Barriss, for her part, took on the aspect of a particularly menacing thundercloud. She inflicted no bodily harm upon her victim, however, and withdrew, leaving Ahsoka with a dubious hope that she might have started
It was a hope promptly dashed, however, when the boy's crying, which had slacked off, suddenly recommenced, as if Barriss was demonstrating to Ahsoka the depth of her fall. Or was the display intended more to persuade herself? Ahsoka didn't know, nor was she sure it mattered.
She tried to sink into meditation, to replenish her mental fortitude and strength her shields, but lacked the focus, for every sound from the child outside was a cannon shot to tranquility. Instead, her thoughts marched to a grim beat—Nothing I can do. I tried. Failed. If I tell, the Alliance could fall. It can't. Must hold out—
After Fifth unsuccessfully questioned Ahsoka for—was it the third or the fourth day in a row?—he left her prison in a foul temper, and before the door shut, Ahsoka heard him haranguing Barriss.
"She won't crack! Might as well be from the kriffing Council. We should just execute her and have done with it!"
Barriss' response being too quiet to make out, Ahsoka crawled haltingly to the door and pressed both montrals against it.
"Why are you so set on staying here?" she heard Fifth demand. "We should return to Nur, if you're so set on not just killing her now!"
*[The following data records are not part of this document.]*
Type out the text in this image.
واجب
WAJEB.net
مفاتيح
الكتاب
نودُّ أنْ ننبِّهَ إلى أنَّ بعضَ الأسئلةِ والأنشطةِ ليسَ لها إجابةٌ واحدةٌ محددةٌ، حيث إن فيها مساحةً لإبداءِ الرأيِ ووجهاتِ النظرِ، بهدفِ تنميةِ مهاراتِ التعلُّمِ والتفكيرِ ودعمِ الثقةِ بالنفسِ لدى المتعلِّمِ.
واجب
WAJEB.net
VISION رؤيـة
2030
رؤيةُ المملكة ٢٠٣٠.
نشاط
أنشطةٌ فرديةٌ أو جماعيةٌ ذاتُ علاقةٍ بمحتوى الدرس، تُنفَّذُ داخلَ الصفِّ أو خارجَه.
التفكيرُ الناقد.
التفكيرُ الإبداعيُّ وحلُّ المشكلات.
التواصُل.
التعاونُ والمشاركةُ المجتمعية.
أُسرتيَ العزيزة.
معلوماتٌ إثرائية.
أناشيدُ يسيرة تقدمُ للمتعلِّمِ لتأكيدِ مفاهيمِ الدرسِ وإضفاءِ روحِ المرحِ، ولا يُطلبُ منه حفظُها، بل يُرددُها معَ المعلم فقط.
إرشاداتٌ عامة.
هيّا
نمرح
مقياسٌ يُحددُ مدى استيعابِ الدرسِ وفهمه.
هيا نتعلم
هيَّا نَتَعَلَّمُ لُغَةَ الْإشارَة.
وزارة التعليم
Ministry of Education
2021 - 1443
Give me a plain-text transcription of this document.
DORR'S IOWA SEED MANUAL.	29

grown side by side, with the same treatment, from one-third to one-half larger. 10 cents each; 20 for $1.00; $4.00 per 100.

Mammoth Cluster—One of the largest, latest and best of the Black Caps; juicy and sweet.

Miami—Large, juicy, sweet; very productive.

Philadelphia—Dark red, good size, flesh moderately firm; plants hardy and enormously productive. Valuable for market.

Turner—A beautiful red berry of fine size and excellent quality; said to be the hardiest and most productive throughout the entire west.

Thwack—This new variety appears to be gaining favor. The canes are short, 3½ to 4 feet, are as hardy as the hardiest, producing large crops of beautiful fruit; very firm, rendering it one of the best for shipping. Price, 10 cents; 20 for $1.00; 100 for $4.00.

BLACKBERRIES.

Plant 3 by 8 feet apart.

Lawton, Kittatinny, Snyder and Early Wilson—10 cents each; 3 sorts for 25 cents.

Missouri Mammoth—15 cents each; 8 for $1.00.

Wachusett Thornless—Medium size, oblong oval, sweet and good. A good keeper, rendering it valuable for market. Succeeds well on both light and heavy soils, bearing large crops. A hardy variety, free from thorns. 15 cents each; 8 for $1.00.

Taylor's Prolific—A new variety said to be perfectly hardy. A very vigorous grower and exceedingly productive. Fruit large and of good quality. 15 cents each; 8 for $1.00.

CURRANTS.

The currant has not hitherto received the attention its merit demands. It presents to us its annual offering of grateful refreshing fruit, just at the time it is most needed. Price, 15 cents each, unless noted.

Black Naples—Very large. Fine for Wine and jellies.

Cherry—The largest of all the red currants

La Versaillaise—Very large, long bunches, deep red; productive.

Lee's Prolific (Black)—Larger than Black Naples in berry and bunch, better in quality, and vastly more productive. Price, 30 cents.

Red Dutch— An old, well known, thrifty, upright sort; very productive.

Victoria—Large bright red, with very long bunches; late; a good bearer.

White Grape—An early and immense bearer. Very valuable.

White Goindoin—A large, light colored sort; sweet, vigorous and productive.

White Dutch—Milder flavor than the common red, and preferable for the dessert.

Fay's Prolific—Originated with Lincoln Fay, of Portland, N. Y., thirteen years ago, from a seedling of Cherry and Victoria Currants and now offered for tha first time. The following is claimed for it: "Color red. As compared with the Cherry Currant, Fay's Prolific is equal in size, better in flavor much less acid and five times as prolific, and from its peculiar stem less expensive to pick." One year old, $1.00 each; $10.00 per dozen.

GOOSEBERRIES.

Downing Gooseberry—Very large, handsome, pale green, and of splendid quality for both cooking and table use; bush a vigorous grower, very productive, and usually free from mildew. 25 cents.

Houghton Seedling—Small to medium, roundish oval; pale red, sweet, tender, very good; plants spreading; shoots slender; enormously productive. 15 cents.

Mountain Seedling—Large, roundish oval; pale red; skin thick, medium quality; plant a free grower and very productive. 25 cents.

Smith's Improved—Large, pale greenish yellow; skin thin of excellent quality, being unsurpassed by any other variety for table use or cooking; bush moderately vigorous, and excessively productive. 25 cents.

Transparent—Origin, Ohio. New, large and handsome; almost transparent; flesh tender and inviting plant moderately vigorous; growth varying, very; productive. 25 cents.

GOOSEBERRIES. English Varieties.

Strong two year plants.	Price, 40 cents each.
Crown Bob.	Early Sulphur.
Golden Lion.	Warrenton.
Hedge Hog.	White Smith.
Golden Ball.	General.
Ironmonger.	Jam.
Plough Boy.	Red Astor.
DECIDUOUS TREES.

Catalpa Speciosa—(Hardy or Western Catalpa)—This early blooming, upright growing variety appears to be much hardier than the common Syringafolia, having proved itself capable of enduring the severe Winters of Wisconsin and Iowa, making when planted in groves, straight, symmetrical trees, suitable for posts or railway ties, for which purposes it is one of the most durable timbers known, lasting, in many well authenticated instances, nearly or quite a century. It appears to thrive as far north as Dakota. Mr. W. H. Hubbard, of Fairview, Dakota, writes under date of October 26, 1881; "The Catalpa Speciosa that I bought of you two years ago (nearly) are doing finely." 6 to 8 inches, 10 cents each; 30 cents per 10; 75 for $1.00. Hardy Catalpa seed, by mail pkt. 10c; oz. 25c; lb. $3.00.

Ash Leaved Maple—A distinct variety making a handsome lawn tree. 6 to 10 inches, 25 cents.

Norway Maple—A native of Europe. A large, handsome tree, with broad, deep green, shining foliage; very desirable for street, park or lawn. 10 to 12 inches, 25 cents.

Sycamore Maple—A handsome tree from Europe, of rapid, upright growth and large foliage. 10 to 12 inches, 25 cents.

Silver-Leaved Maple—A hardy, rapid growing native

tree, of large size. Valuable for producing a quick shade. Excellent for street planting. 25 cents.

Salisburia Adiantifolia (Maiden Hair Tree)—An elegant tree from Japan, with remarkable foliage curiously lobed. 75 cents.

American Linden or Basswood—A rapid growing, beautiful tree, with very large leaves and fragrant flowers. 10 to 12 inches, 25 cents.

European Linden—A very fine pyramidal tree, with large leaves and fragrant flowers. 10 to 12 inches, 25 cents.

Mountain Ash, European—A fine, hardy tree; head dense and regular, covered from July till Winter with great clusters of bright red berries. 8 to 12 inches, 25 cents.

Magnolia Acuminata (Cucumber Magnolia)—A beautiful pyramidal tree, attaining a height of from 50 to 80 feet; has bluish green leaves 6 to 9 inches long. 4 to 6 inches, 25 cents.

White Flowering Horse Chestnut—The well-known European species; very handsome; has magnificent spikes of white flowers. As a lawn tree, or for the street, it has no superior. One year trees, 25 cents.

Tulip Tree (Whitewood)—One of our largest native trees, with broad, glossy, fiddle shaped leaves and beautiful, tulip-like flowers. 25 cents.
Barriss' voice replied, "I don't want any of the others getting information out of her before we do."
"A lot you care about our gain. You just mean you don't want anyone else to get between the two of you. We're supposed to hunt Jedi, not pursue personal vendettas."
"I am hunting a Jedi, but if it happens to settle a score along the way—"
"I still say we need to take her to Nur. Seeking your own vengeance or whatever is it that you're after is only going to end badly."
"No! I am First, and we will follow my plan. If you don't like it, then you go can find your own Jedi."
"I found this one! So by rights—"
"No, you didn't. You showed me a holo of a group of people, at least one of whom was suspected to be a Jedi. I identified the Jedi. I tracked her down. If you're going to have qualms about this, you can go back to Nur like a good little crecheling."
To which the only reply was a series of indistinguishable mutters.
Ahsoka twisted to sit with her back against the door. The chill of the metal was a temporary relief to her sore body; it allowed her mind a little quiet space, a moment of clarity.
The tension between Barriss and Fifth was manifest. Ahsoka doubted she could do much to sway Barriss from her objective, but Fifth… if she could provoke him to greater suspicion or resentment, it might be enough to drive him away. He didn't seem to be the most contemplative of individuals, which ought to make him a decent target for a few pointed insinuations. With him gone, there would be only Barriss to deal with, before she could collect the boy. (And, Force help her, that was not a task which she looked forward to.) It was nothing even approaching a foolproof plan, and it wouldn't completely fix her situation, but at least it was a jumping-off point.
Thus, the next time Fifth came to interrogate her, she played her card, at one point asking, "Do you really even want to know where Obi-Wan Kenobi is? Because I don't think Barriss much cares. She just wants an excuse to torture me. She isn't the person I used to know. She was a good Jedi, once. But now…. She's ruthless. Ambitious. And clever. At first, I thought maybe there was some spark of light left in her, but now I see she's no better than the rest of you. Treacherous. Selfish."
Let that rattle around in his brain for a few days, and see where his conclusions led him.